As an InfoSec professional, let me take a moment and deliver a warning. Make sure you have permission from everyone in the organization before you begin. Too many times I've seen a network admin give someone approval to hack *their* network, only to have it blow up in their faces when they are reminded that it doesnt actually belong to them. Network admin gives approval for a pen test, tester starts, next thing you know personnel in other groups and departments start noticing the strange behavior of the network (i.e. their custom apps go down, data center personnel pick it up on their IDS, etc) and they contact their managers. Suddenly you end up in a situation where now different flavors of management (and possibly legal) are involved in trying to resolve what happened. At best, someones getting chewed out, at worst there will be diciplinary or legal action taken.

If your government is anything like ours, its a sea of buracracy and useless middle managers who have nothing to do, so they live for being able to have a problem wth things. Make sure the people that can bring the hammer down on you are ok with what you are doing first, get it in writing if needed. Make sure anyone that may be affected by your hacking attempts is aware of what you are doing in case your testing begins to have issues with their stuff.

I bring this up not because I dont think you know what you are doing, but rather that its bitten me in the ass before. Sometimes the people that give you permission to do this stuff dont have the authority to do so, so watch your back (but you're a government employee, so that should be SOP already ).

Just to back up Noid's timely warning, I don't send a single packet to a customer's box unless I have a signed Rules of Engagement signed by my manager and the business/process owner of the target. Myself and co-workers have been on many different penetration tests, and have been accosted by building security, local PD, and state police on different occasions, and the ROE has been the true "get out of jail" card.

In in answer to your question, you don't always have to hit the primary security control head-on, i.e. trying to spoof certs, etc. I'd go for the OOB management or check to see if you can intercept the initial communication that a client uses before full authentication or encryption kicks in.

Yea thanks for the tips...But I do have permission, The OOB mangament sounds a good idea...How would i implement it?

So your sorta saying that if i hit there certs via spoofed then crack there WEP...i may be able to bypass there security.

I know there SSID, as i helped them setup the network.

But yea thanks NOID. I am Lord GrayFox, I signed up to be the DC for my city, but I have tried getting ppl to go to my meeting...but for some reason ppl don't think much about Computer/Internet/Telecommunications Security.

From
Binaryboy aka Lord GrayFox
DC4118

It looks like you completely misunderstood AlxRogan's statements.

Attacking the OOB (Out-Of-Band) management means getting the credentials to access the wireless network before you ever touch the network. For example, how do people normally get the keys to access the network? Is that channel secure, and, if not, how can you attack it (social engineering through email might be one method)?

Failing that, the Internet is not short of tools/information on cracking WEP keys. Do a little research. I'm sure you will be able to find what you are looking for.

PS: You may already know the SSID, but I hardly think "insider" knowledge counts as a security breach. If you truly want to build a strong case, then pretend like you know only of the existence of the network and work from there.

They are using a digital certificate....I have read up on WEP cracking, and I know social engineering...Thats how I got the ssid via phone, I work inside the government but When i did the setup i overheard how they are going to set there security up. They are using a 801.1g...
The network is 1 floor away from me...but i still can access it.

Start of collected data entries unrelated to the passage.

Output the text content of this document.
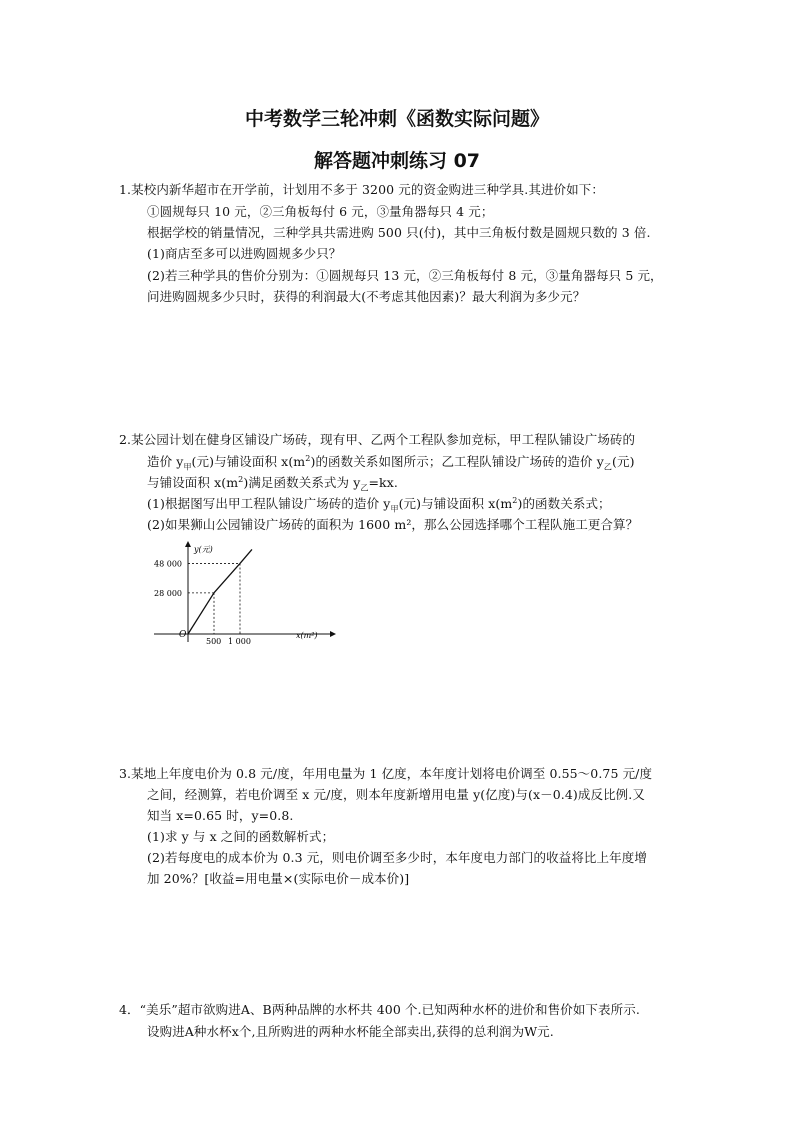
中考数学三轮冲刺《函数实际问题》
解答题冲刺练习 07
1.某校内新华超市在开学前，计划用不多于 3200 元的资金购进三种学具.其进价如下：
①圆规每只 10 元，②三角板每付 6 元，③量角器每只 4 元；
根据学校的销量情况，三种学具共需进购 500 只(付)，其中三角板付数是圆规只数的 3 倍.
(1)商店至多可以进购圆规多少只？
(2)若三种学具的售价分别为：①圆规每只 13 元，②三角板每付 8 元，③量角器每只 5 元，
问进购圆规多少只时，获得的利润最大(不考虑其他因素)？最大利润为多少元？
2.某公园计划在健身区铺设广场砖，现有甲、乙两个工程队参加竞标，甲工程队铺设广场砖的
造价 $y_甲$(元)与铺设面积 $x(m^2)$的函数关系如图所示；乙工程队铺设广场砖的造价 $y_乙$(元)
与铺设面积 $x(m^2)$满足函数关系式为 $y_乙=kx$.
(1)根据图写出甲工程队铺设广场砖的造价 $y_甲$(元)与铺设面积 $x(m^2)$的函数关系式；
(2)如果狮山公园铺设广场砖的面积为 1600 m²，那么公园选择哪个工程队施工更合算？
y(元)
x(m²)
O
28 000
48 000
500 1 000
3.某地上年度电价为 0.8 元/度，年用电量为 1 亿度，本年度计划将电价调至 0.55～0.75 元/度
之间，经测算，若电价调至 x 元/度，则本年度新增用电量 y(亿度)与(x－0.4)成反比例.又
知当 x=0.65 时，y=0.8.
(1)求 y 与 x 之间的函数解析式；
(2)若每度电的成本价为 0.3 元，则电价调至多少时，本年度电力部门的收益将比上年度增
加 20%？[收益=用电量×(实际电价－成本价)]
4．“美乐”超市欲购进A、B两种品牌的水杯共 400 个.已知两种水杯的进价和售价如下表所示.
设购进A种水杯x个,且所购进的两种水杯能全部卖出,获得的总利润为W元.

But yea....I just want your ideas...so I can prove these guys wrong.

I am going to try find the same certificate...or social engineer the staff outta there mac address and ip address so i can spoof my laptop to fake one there's...cause they are using SNMP to track ppl down.

so i wanna try make them think i am on the same range as them.

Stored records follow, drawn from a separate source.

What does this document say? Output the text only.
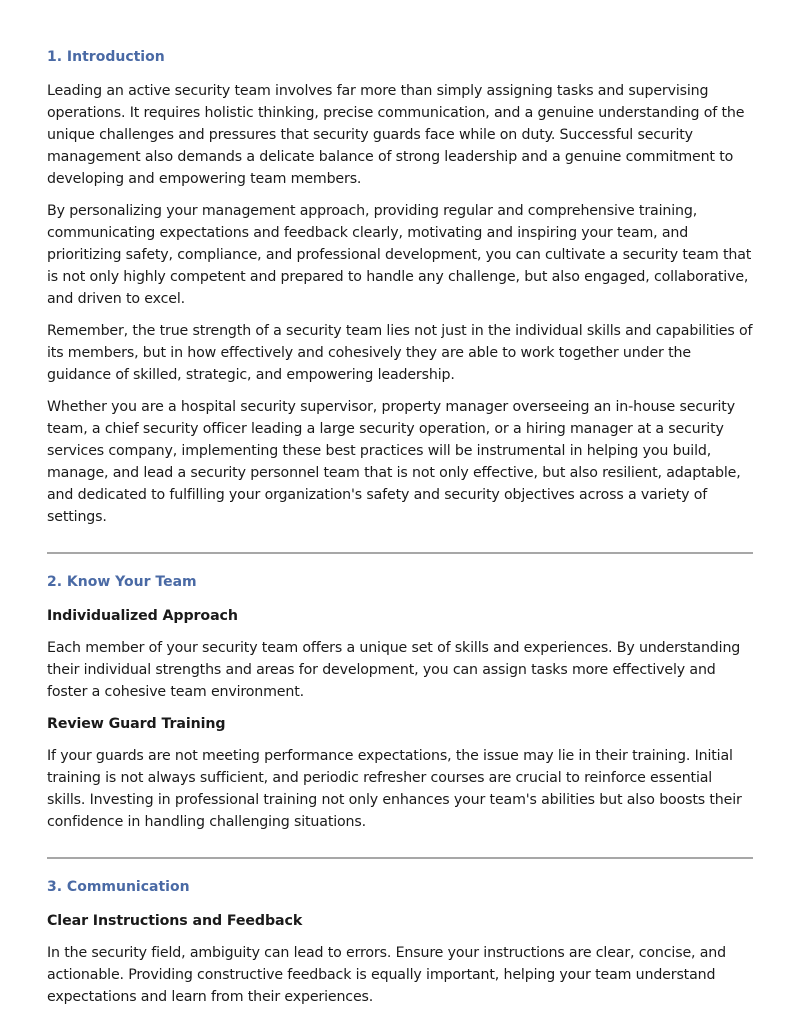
1. Introduction

Leading an active security team involves far more than simply assigning tasks and supervising operations. It requires holistic thinking, precise communication, and a genuine understanding of the unique challenges and pressures that security guards face while on duty. Successful security management also demands a delicate balance of strong leadership and a genuine commitment to developing and empowering team members.

By personalizing your management approach, providing regular and comprehensive training, communicating expectations and feedback clearly, motivating and inspiring your team, and prioritizing safety, compliance, and professional development, you can cultivate a security team that is not only highly competent and prepared to handle any challenge, but also engaged, collaborative, and driven to excel.

Remember, the true strength of a security team lies not just in the individual skills and capabilities of its members, but in how effectively and cohesively they are able to work together under the guidance of skilled, strategic, and empowering leadership.

Whether you are a hospital security supervisor, property manager overseeing an in-house security team, a chief security officer leading a large security operation, or a hiring manager at a security services company, implementing these best practices will be instrumental in helping you build, manage, and lead a security personnel team that is not only effective, but also resilient, adaptable, and dedicated to fulfilling your organization's safety and security objectives across a variety of settings.

2. Know Your Team
Individualized Approach

Each member of your security team offers a unique set of skills and experiences. By understanding their individual strengths and areas for development, you can assign tasks more effectively and foster a cohesive team environment.

Review Guard Training

If your guards are not meeting performance expectations, the issue may lie in their training. Initial training is not always sufficient, and periodic refresher courses are crucial to reinforce essential skills. Investing in professional training not only enhances your team's abilities but also boosts their confidence in handling challenging situations.

3. Communication
Clear Instructions and Feedback

In the security field, ambiguity can lead to errors. Ensure your instructions are clear, concise, and actionable. Providing constructive feedback is equally important, helping your team understand expectations and learn from their experiences.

dont most staff not even know what those things are ? ;)

I doubt I'm the first to think it, but I'll be the first to say it.

I have serious doubts that you are who you say you are. Like noid and AlxRogan, I do this professionally. Possibly unlike them (ignorance, not arrogance), I've worked for the government before. I'm willing to bet money that you are either bullshitting, or you're setting yourself up for a world of hurt.

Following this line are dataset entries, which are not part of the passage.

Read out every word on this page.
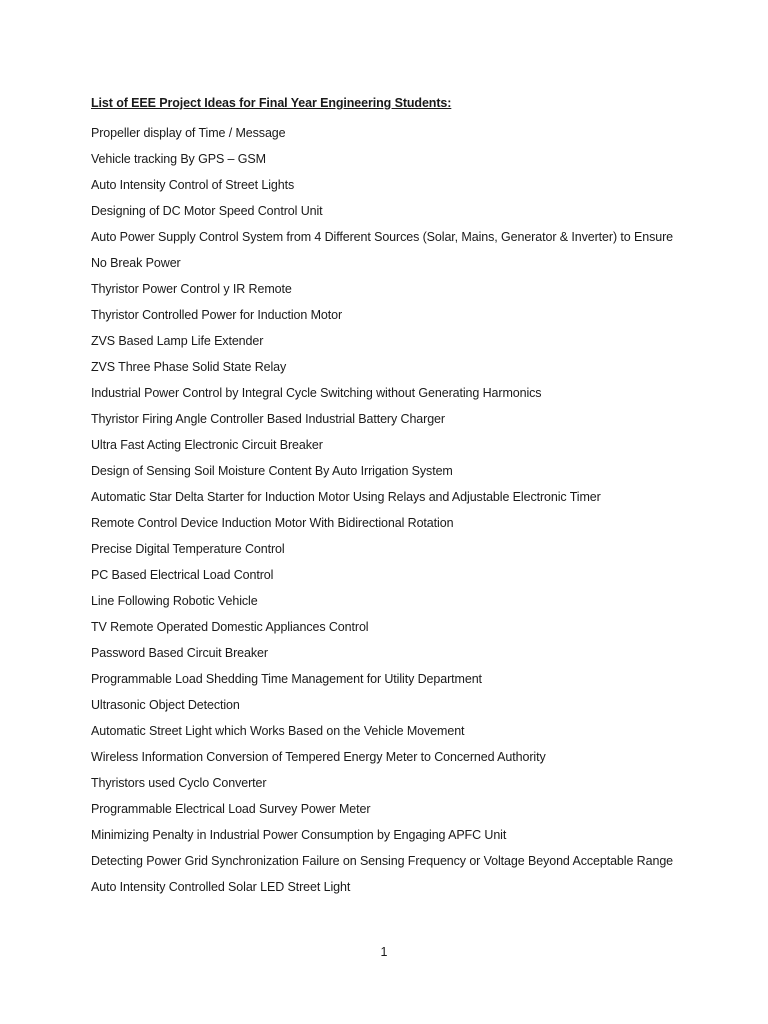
List of EEE Project Ideas for Final Year Engineering Students:
Propeller display of Time / Message
Vehicle tracking By GPS – GSM
Auto Intensity Control of Street Lights
Designing of DC Motor Speed Control Unit
Auto Power Supply Control System from 4 Different Sources (Solar, Mains, Generator & Inverter) to Ensure No Break Power
Thyristor Power Control y IR Remote
Thyristor Controlled Power for Induction Motor
ZVS Based Lamp Life Extender
ZVS Three Phase Solid State Relay
Industrial Power Control by Integral Cycle Switching without Generating Harmonics
Thyristor Firing Angle Controller Based Industrial Battery Charger
Ultra Fast Acting Electronic Circuit Breaker
Design of Sensing Soil Moisture Content By Auto Irrigation System
Automatic Star Delta Starter for Induction Motor Using Relays and Adjustable Electronic Timer
Remote Control Device Induction Motor With Bidirectional Rotation
Precise Digital Temperature Control
PC Based Electrical Load Control
Line Following Robotic Vehicle
TV Remote Operated Domestic Appliances Control
Password Based Circuit Breaker
Programmable Load Shedding Time Management for Utility Department
Ultrasonic Object Detection
Automatic Street Light which Works Based on the Vehicle Movement
Wireless Information Conversion of Tempered Energy Meter to Concerned Authority
Thyristors used Cyclo Converter
Programmable Electrical Load Survey Power Meter
Minimizing Penalty in Industrial Power Consumption by Engaging APFC Unit
Detecting Power Grid Synchronization Failure on Sensing Frequency or Voltage Beyond Acceptable Range
Auto Intensity Controlled Solar LED Street Light
1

OOB Management is usually a secondary interface to a device. This is generally another network interface, almost always less protected, connected to a network management segment, or a modem interface, or some such. If you can determine how the device is accessed out of band, you can generally get more bang for your buck.

luci

My bullshit alarm went off on the first post...it revved up with each additional post. I agree with you, I am not buying what BinaryBoy is selling here.